Entretien exclusif avec le Vice président du MNLA au lendemain de la signature par la CMA de l’Accord de Paix d’Alger.

MAHAMDOU DJERI MAIGA vice president du mnla mouvement national de liberation de l azawad REBELLE TOUAREG

Vice-président du Mouvement national de libération de l’Azawad (MNLA) depuis sa création en 2012 et membre de la Coordination des mouvements de l’Azawad (CMA), Mamadou Djéri Maïga a été le porte parole de ce groupe armé lors de la cérémonie de parachèvement de l’accord pour la paix et la réconciliation, qui s’est tenue à Bamako le 20 juin. Dans l’entretien qu’il nous a accordé le xx juin, il réaffirme sa foi en le président Ibrahim Boubacar Keïta, mais prévient que les « peuples du nord » tiennent toujours à la satisfaction de « la problématique de l’Azawad ». Ce Songhaï bon teint, originaire de Gao, apparaît aux yeux de nombreux observateurs comme la « caution noire » d’une rébellion à dominante touareg. Pourtant, il cultive dans ses propos une ambiguïté sur le futur du nord du Mali, qui ne manquera pas de susciter de nouvelles controverses sur le vrai dessein de la CMA.

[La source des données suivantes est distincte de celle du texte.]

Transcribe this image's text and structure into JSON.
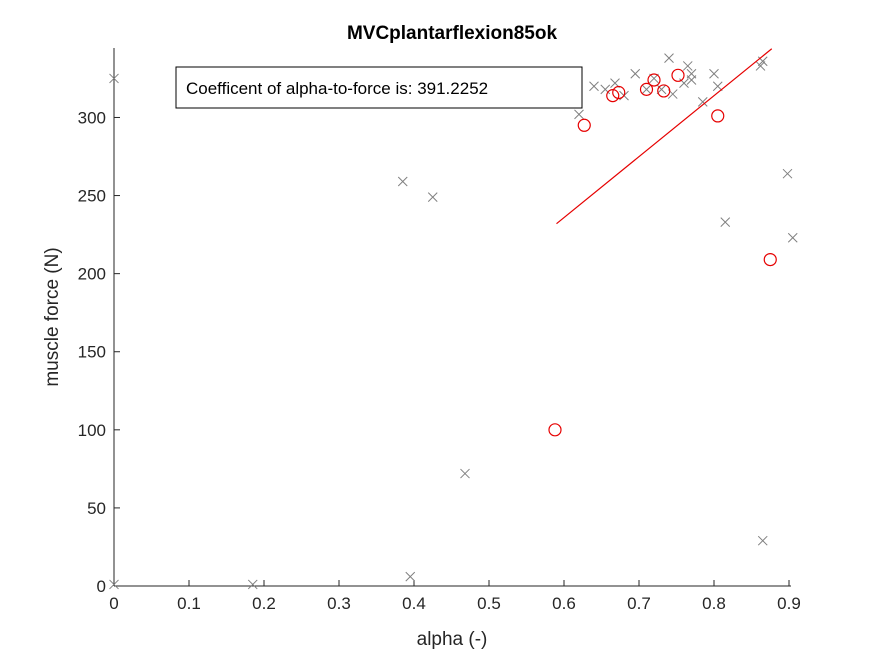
{
  "chart_data": {
    "type": "scatter",
    "title": "MVCplantarflexion85ok",
    "xlabel": "alpha (-)",
    "ylabel": "muscle force (N)",
    "xlim": [
      0,
      0.9
    ],
    "ylim": [
      0,
      340
    ],
    "xticks": [
      0,
      0.1,
      0.2,
      0.3,
      0.4,
      0.5,
      0.6,
      0.7,
      0.8,
      0.9
    ],
    "xtick_labels": [
      "0",
      "0.1",
      "0.2",
      "0.3",
      "0.4",
      "0.5",
      "0.6",
      "0.7",
      "0.8",
      "0.9"
    ],
    "yticks": [
      0,
      50,
      100,
      150,
      200,
      250,
      300
    ],
    "ytick_labels": [
      "0",
      "50",
      "100",
      "150",
      "200",
      "250",
      "300"
    ],
    "grid": false,
    "annotation": "Coefficent of alpha-to-force is: 391.2252",
    "series": [
      {
        "marker": "x",
        "color": "#7f7f7f",
        "points": [
          [
            0.0,
            325
          ],
          [
            0.0,
            1
          ],
          [
            0.185,
            1
          ],
          [
            0.385,
            259
          ],
          [
            0.395,
            6
          ],
          [
            0.425,
            249
          ],
          [
            0.468,
            72
          ],
          [
            0.58,
            312
          ],
          [
            0.605,
            315
          ],
          [
            0.62,
            302
          ],
          [
            0.64,
            320
          ],
          [
            0.655,
            318
          ],
          [
            0.668,
            322
          ],
          [
            0.68,
            314
          ],
          [
            0.695,
            328
          ],
          [
            0.71,
            318
          ],
          [
            0.72,
            325
          ],
          [
            0.73,
            318
          ],
          [
            0.74,
            338
          ],
          [
            0.745,
            315
          ],
          [
            0.76,
            322
          ],
          [
            0.765,
            333
          ],
          [
            0.77,
            328
          ],
          [
            0.77,
            324
          ],
          [
            0.785,
            310
          ],
          [
            0.8,
            328
          ],
          [
            0.805,
            320
          ],
          [
            0.815,
            233
          ],
          [
            0.862,
            333
          ],
          [
            0.865,
            336
          ],
          [
            0.865,
            29
          ],
          [
            0.898,
            264
          ],
          [
            0.905,
            223
          ]
        ]
      },
      {
        "marker": "o",
        "color": "#e60000",
        "points": [
          [
            0.588,
            100
          ],
          [
            0.627,
            295
          ],
          [
            0.665,
            314
          ],
          [
            0.673,
            316
          ],
          [
            0.71,
            318
          ],
          [
            0.72,
            324
          ],
          [
            0.733,
            317
          ],
          [
            0.752,
            327
          ],
          [
            0.805,
            301
          ],
          [
            0.875,
            209
          ]
        ]
      }
    ],
    "fit_line": {
      "color": "#e60000",
      "x": [
        0.59,
        0.877
      ],
      "y": [
        232,
        344
      ]
    }
  }
}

Journal du Mali L’Hebdo : Vous avez effectué le déplacement à Bamako, et avez finalement signé. Qu’est-ce qui a changé entre le 15 mai et le 20 juin ?

Mamadou Djéri Maïga : L’accord du mois de mai comportait beaucoup d’insuffisances et ne portait pas nos aspirations. Nous avions demandé la prise en compte des amendements que nous avions formulés pour signer. Ces amendements ayant été satisfaits à 90%, nous avons accepté de venir à Bamako et de signer avec l’espoir que la problématique de l’Azawad soit gérée. Nous sommes tombés d’accord sur la mise en place d’un cadre devant se pencher sur cette problématique.

Que voulez-vous dire exactement par la problématique de l’Azawad, dont fait mention l’Accord de paix ?

M. D. Maïga : Nous voulons que l’Azawad devienne une entité territoriale mais ceci ne signifie pas une partition ou une division du Mali. De Douentza à Kidal, nous aurons la zone géographique de l’Azawad et ceci engendrera un Mali nouveau, un Mali fort avec de nouvelles idées et une nouvelle mentalité. La naissance de l’Azawad n’est pas la division du Mali car nous reconnaissons l’intégrité territoriale du Mali. Cette entité, si elle voit le jour, va motiver la jeunesse et donnera de l’ardeur à tous pour le développement du pays. Il faut un changement de comportement pour l’avènement d’un Mali nouveau.

Reconnaitre cet Azawad, c’est accepter de fait, administrativement, la partition du pays !

M.D.MaÏga : Il y aura des changements car l’accord signé à Bamako en lui-même est un grand changement. Cet accord est un bon document de base de travail et s’il est appliqué totalement il conduira à la paix. Cependant, si l’idéologie pour laquelle les populations ont pris les armes n’est pas prise en compte, l’accord ne pourra pas produire une paix totale.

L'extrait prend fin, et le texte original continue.